Figure 1. The various components of the gas transfer system in vertebrates. The path of oxygen and carbon dioxide takes four serially arranged steps: convection of the ambient medium or ventilation, diffusion through external exchange surfaces in gills or lungs, convective transfer by blood circulation, and diffusion from tissue capillaries to the cells and mitochondria.

Figure 2. Morpho-functional design of three examples of gas exchange organs in vertebrates. From left to right:

First column: gross anatomy of gill and lung. Only two adjoining gill arches are represented for the teleost gill. The bronchial tree of mammalian lung and the lung-air sac system of birds have been much simplified. Large arrows indicate the direction of flows of water and air. Small double arrows represent the movement of the walls of lung and air sacs.
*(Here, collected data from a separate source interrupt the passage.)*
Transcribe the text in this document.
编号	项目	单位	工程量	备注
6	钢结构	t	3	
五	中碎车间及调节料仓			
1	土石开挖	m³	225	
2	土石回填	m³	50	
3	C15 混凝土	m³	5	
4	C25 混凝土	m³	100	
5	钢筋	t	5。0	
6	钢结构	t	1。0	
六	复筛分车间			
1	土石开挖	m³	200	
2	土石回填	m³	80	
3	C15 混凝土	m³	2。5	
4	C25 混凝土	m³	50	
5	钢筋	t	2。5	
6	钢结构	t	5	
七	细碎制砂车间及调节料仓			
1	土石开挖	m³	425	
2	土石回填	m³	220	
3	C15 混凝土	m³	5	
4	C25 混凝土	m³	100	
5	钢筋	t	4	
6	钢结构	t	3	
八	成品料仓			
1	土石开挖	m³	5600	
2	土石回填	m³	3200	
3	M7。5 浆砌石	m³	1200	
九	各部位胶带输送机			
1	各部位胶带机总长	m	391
Second column: schematic structure of the elementary exchange unit showing the arrangement of medium and blood flows. Two secondary lamellae (fish gill), a single alveolus (mammalian lung) and a short length of a parabronchus (bird lung) are represented with the associated blood capillaries.

Third column: simplified models summarizing the modalities of gas transfer between medium and blood. The blood–medium tissue barrier is coloured purple. In fish gills, gas exchange proceeds between two currents of water and blood running in opposite directions. In the lung of mammals, capillary blood is in contact with a pool of alveolar gas of relatively uniform composition. In bird lung, blood capillary loops exchange gases via air capillaries with the air flowing along the parabronchus. Only three capillary loops are represented. I, inspired medium; E, expired medium; A, alveolar gas; Ep, end-parabronchial air; a, arterial blood (after gas transfer); , mixed venous blood (before gas transfer).

Fourth column: profiles of variations of oxygen partial pressures (Po₂) in medium and blood during gas transfer along the elementary exchange units: secondary lamella, alveolus or parabronchus. In fish gill, countercurrent exchange and the absence of a dead space leads to a low value of Po₂ in expired water (E), maximizing the oxygen extraction (I–E) from the respired water. In mammalian lung, alveolar exchange is much less efficient and the expired air (E) is merely a mixture of alveolar gas and fresh air from the dead space, thus further reducing oxygen extraction (I–E). In bird lung, arterial blood (a) is a mixture of variously oxygenated effluents from successive capillary loops. End-parabronchial air (Ep) is efficiently deoxygenated in a stepwise manner along the parabronchus, but mixes with fresh air from the dead space as in mammals.